[NCLUG] Annoying post-meeting SQL curiosities

Wed Dec 10 19:52:37 MST 2008

Shelley, Robert - Fort Collins, CO wrote:
> Aaron D. Johnson wrote:
> > During the very pleasant post-meeting dinner discussions last night, I
> > mentioned I had been let down by a number of SQL databases over the
> > last week.  Paul suggested I share with the list, so here's my cause
> > of consternation.  Consider the following:
> > 
> >     CREATE TABLE test (a INTEGER);
> >     CREATE UNIQUE INDEX test_a_idx ON test (a);
> >     INSERT INTO test (a) VALUES (1);
> >     INSERT INTO test (a) VALUES (2);
> > 
> > So far, all is good.  I'll skip the SELECT showing that it worked as
> > expected.
> > 
> > Here's where the fun starts:
> > 
> >     UPDATE test SET a = a + 1;

I am not a DBA.  But that hasn't stopped me from working on projects
which required one.  :-) At the root of your problem I think this is
because you are doing something that is frowned upon.

Why are you changing the primary key of the data?  Let the database
choose the primary key and never change it.  You will avoid this
turmoil and consternation.

If you have a case that seems to require setting the primary key that
would be an interesting discussion.

> > This should leave us with two rows, with values 2 and 3, right?

I think this is quite a hard.  It would need to make a complete copy
of the table in passing through the operation.  If your table is very
large then this would consume a very large amount of either memory or
disk for the temporary storage.  Imagine this operation on a table
consuming a very large amount of data.

Being able to do this might be cool but people concerned with high
performance databases will complain that it is slower to always make a
temporary copy than otherwise.  I would imagine that the selection of
different database engines would strongly affect the result.  Most
would choose the faster engine and avoid asking it to do things which
hurt.  (Doctor, it hurts when I do this.  Response, then don't do that.)
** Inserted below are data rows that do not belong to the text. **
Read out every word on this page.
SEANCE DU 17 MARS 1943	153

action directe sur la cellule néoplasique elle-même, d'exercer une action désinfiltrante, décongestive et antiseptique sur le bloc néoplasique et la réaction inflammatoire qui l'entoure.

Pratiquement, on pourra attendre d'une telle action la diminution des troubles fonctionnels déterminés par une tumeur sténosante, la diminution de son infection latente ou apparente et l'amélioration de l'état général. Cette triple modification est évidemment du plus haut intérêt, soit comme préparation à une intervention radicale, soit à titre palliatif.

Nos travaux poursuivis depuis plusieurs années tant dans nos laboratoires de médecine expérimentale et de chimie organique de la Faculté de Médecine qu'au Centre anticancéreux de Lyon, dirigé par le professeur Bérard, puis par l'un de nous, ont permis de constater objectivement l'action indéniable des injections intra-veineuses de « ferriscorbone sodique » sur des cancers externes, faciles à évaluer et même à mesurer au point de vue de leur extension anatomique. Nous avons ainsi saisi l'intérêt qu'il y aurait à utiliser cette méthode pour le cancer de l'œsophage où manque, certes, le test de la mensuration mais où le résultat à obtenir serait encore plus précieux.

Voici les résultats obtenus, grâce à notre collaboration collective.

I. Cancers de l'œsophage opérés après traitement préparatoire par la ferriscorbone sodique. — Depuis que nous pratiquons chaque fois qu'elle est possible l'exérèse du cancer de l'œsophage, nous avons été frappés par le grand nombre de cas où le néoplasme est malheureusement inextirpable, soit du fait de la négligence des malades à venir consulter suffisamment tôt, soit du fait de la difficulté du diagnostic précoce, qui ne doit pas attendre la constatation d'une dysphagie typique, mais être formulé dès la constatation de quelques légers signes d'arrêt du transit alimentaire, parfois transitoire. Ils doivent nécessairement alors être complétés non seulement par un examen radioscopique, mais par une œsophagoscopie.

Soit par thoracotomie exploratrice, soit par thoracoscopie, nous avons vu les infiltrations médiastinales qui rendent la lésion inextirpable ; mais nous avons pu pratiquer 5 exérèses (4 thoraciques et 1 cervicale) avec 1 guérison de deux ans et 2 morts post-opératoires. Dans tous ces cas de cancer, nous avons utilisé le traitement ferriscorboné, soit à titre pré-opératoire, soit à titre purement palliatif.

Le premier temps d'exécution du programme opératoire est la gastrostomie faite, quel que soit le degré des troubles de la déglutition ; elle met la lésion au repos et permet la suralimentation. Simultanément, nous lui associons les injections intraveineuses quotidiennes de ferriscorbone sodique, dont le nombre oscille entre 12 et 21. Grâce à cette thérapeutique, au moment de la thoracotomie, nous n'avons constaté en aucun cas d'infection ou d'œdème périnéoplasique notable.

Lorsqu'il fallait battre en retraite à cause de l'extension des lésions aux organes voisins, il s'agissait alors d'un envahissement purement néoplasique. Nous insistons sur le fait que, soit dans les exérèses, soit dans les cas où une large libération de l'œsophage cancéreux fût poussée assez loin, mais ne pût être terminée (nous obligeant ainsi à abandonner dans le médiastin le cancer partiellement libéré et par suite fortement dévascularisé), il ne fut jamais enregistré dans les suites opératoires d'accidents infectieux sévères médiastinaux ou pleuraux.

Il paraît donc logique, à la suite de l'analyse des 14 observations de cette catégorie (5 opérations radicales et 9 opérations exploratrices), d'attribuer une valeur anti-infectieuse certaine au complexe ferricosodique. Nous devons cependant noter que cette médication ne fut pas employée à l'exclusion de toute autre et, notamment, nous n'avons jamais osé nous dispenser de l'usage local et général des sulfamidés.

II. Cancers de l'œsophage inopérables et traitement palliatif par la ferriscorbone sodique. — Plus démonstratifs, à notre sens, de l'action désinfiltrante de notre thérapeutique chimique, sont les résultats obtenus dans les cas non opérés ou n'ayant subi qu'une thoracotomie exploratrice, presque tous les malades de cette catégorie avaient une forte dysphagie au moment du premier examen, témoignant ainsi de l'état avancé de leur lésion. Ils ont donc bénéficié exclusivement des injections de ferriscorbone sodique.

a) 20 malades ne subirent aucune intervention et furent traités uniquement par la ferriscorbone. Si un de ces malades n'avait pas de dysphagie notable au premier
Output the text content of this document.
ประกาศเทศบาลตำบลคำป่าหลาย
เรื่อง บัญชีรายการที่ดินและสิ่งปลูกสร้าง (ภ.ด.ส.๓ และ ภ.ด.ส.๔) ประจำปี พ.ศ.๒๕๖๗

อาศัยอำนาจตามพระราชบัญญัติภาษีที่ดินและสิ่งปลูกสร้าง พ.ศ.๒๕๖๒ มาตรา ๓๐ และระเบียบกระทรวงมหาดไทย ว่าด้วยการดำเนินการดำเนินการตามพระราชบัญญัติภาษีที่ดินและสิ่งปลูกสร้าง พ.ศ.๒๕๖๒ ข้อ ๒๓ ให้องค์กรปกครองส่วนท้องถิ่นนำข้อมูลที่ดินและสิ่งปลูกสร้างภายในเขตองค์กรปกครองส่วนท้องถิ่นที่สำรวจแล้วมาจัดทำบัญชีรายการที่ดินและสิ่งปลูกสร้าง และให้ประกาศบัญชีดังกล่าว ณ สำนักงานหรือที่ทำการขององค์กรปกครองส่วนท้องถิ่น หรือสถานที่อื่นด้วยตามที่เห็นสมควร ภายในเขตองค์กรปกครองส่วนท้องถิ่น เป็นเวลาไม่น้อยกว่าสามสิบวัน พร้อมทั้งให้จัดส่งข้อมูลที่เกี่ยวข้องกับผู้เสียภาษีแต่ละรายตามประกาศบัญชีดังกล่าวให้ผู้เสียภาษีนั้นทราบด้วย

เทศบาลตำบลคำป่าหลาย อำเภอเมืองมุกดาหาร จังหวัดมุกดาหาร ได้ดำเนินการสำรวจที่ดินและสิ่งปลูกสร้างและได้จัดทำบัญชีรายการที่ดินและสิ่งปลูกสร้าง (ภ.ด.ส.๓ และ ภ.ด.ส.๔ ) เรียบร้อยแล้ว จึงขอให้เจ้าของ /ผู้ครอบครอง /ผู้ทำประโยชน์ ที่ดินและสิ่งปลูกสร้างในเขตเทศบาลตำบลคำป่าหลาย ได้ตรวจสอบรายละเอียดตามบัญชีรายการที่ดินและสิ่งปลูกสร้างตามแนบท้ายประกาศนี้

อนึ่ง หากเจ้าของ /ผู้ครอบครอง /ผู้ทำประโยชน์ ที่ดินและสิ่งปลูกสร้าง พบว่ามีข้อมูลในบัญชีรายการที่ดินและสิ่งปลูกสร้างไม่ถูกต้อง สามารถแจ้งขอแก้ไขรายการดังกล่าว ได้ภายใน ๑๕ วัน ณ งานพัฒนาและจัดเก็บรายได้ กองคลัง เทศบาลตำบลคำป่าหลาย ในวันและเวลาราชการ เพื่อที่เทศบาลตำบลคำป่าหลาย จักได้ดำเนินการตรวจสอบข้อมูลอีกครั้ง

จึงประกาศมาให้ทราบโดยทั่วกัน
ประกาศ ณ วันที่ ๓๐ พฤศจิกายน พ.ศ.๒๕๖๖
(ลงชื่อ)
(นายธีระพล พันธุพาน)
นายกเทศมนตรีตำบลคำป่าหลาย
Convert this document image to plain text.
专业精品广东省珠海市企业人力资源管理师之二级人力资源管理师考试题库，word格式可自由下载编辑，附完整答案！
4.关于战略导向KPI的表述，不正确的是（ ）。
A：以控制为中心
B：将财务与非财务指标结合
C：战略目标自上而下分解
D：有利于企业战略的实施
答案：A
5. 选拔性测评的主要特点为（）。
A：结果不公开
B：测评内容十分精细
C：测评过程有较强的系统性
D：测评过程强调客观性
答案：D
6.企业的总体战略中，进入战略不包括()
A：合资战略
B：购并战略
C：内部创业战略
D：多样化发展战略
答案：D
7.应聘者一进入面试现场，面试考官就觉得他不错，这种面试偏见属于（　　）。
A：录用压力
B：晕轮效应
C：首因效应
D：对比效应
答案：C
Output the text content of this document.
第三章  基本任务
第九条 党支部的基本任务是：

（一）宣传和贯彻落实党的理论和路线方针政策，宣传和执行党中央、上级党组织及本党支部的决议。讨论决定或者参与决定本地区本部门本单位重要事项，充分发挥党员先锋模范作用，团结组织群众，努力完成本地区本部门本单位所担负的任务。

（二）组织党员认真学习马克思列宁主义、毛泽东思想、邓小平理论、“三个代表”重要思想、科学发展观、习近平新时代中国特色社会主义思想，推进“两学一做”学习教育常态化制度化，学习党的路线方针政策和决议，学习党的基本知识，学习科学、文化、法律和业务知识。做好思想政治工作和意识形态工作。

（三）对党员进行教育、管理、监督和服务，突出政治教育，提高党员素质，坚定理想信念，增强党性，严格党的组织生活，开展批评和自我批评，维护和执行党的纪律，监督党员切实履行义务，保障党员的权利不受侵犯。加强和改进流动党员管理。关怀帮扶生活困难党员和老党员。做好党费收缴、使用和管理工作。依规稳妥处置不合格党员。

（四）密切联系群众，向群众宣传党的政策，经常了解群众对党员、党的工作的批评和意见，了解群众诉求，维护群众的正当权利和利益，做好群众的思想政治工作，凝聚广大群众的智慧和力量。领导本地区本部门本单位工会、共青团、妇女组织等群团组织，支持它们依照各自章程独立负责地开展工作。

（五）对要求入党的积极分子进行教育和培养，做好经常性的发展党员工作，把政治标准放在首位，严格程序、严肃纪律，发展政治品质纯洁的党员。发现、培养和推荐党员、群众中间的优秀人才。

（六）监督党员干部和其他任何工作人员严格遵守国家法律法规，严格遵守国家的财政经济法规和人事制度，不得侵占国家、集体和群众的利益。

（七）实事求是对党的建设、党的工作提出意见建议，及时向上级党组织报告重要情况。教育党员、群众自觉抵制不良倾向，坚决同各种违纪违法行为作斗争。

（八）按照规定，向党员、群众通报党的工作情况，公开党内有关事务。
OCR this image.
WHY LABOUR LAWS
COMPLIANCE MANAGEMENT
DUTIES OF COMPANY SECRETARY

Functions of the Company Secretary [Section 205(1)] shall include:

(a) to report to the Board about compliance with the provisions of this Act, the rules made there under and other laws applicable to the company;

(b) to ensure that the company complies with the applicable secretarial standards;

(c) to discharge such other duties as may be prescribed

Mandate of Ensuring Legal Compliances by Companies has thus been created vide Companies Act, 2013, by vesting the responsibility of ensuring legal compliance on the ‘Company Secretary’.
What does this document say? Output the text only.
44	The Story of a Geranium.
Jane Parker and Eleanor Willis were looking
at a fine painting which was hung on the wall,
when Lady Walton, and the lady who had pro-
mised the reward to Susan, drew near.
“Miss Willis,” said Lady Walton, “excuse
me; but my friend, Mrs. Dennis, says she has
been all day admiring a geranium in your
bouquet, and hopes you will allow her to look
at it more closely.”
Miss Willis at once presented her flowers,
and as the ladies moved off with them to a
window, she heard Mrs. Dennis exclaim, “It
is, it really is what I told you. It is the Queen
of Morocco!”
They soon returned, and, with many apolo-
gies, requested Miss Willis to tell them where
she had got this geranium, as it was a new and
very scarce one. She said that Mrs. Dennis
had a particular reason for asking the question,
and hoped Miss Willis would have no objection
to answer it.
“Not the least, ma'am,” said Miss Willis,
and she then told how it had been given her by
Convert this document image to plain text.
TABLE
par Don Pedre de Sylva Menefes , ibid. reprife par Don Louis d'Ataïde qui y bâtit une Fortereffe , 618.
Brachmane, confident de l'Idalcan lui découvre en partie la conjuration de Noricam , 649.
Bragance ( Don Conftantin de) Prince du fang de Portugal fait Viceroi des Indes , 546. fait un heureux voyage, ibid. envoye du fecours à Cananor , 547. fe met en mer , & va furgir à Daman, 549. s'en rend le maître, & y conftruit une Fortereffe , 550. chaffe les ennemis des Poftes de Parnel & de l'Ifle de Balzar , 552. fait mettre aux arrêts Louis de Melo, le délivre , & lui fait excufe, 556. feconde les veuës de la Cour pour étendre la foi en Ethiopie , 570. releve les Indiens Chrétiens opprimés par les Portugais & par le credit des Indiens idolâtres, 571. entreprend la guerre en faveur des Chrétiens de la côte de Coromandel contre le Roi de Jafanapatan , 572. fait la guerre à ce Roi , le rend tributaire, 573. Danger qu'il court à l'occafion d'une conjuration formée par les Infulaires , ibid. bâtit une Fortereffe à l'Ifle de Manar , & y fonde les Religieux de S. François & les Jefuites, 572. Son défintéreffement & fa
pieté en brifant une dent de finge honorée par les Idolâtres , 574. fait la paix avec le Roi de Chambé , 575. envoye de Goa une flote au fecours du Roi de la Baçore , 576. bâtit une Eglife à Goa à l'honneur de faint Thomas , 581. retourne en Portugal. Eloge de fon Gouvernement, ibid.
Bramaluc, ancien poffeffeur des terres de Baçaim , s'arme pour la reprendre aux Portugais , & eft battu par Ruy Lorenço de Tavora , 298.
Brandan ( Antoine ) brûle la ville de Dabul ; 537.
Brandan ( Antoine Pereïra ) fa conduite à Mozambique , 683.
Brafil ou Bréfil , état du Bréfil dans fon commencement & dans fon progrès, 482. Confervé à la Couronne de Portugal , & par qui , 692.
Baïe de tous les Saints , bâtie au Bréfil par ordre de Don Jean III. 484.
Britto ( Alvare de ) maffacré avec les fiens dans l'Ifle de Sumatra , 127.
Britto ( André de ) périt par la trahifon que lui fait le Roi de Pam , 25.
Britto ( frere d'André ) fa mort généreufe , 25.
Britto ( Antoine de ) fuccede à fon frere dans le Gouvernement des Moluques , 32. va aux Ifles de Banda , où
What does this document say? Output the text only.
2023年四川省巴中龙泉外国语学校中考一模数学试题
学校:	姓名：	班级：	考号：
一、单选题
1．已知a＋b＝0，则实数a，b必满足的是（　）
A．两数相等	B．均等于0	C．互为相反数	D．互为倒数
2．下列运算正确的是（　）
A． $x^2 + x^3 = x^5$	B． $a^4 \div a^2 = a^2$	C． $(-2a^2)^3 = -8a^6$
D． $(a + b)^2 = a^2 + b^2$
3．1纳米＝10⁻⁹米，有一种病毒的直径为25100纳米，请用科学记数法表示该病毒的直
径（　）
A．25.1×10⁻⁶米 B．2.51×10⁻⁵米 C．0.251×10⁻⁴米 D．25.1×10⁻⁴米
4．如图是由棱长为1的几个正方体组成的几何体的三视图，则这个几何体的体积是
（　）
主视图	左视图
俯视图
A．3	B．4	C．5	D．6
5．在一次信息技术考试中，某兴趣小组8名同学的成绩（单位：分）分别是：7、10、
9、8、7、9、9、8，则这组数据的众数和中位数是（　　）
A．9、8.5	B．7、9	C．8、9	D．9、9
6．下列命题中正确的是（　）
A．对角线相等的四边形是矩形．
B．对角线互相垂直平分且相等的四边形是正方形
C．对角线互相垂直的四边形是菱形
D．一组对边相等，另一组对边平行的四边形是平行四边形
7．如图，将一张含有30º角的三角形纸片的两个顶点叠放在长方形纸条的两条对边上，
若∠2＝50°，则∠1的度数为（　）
> > Am I wrong to think that an UPDATE is supposed to be atomic (not
> > divisible into smaller pieces) and that all rows matching the
> > (non-existant) predicates specified are to be changed simultaneously?
> > And would it not follow that there should be no duplicates in the
> > index when the UPDATE is done?

Wasn't it atomic?  When it failed didn't the data remain the old data?
If not and if it left you with corrupted tables then that would be the
more serious bug.  I assume that when it failed that the data simply
wasn't updated.  Which is exactly what should happen if the atomic
operation fails.

> BTW, I wish I could have made last night's meeting, too. I wanted to
> hear the discussion, so let me second the request for notes and
> documentation!

OT: I was also under the weather and unable to go.  Actually I am
still not feeling good yet.  So I would also be interested in any
notes from last night.

> Following is a boiled-down version of his comments since we went pretty

I pretty much agreed with all of your comments.

> * With his large tables of millions of rows, data coming in likely uses
> a file load instead of row-by-row inserts.

Doing a full database load doesn't require fine grained locking.  This
is one of the things that will make it faster.  Of course doing the
offline database load must occur, offline.  Performance of offline
operations isn't usually as critical.

> * He noted that if he is doing a load, he deletes the indices, then
> loads several million records from file, then recreates the indices.
> This is because the load is MUCH slower if the indices are turned on.

Yes.  A basic insertion into the database without an index is O(1).
But keeping an index depends upon the type of index and very often
would be O(log N).  Log N is still quite good though.

Also often the worst case performance for inserting data one by one
into a sorted collection is when the key is already sorted.  Doing so
may cause the maximum number of internal key data rotations as the
index is kept updated.  If you load a database this would typically be
the case as the primary key is usually auto-incremented and therefore
stored in ascending order and therefore dumped that way too.  Worst
case performance may be *significantly* worse than typical performance.

> Y'know, over the years, I've found that sometimes just explaining the
> problem to someone else helps me see a basic issue -- often, as in this
> case, where I've made a potentially invalid assumption and they
> challenge it.

Excellent advice!

Bob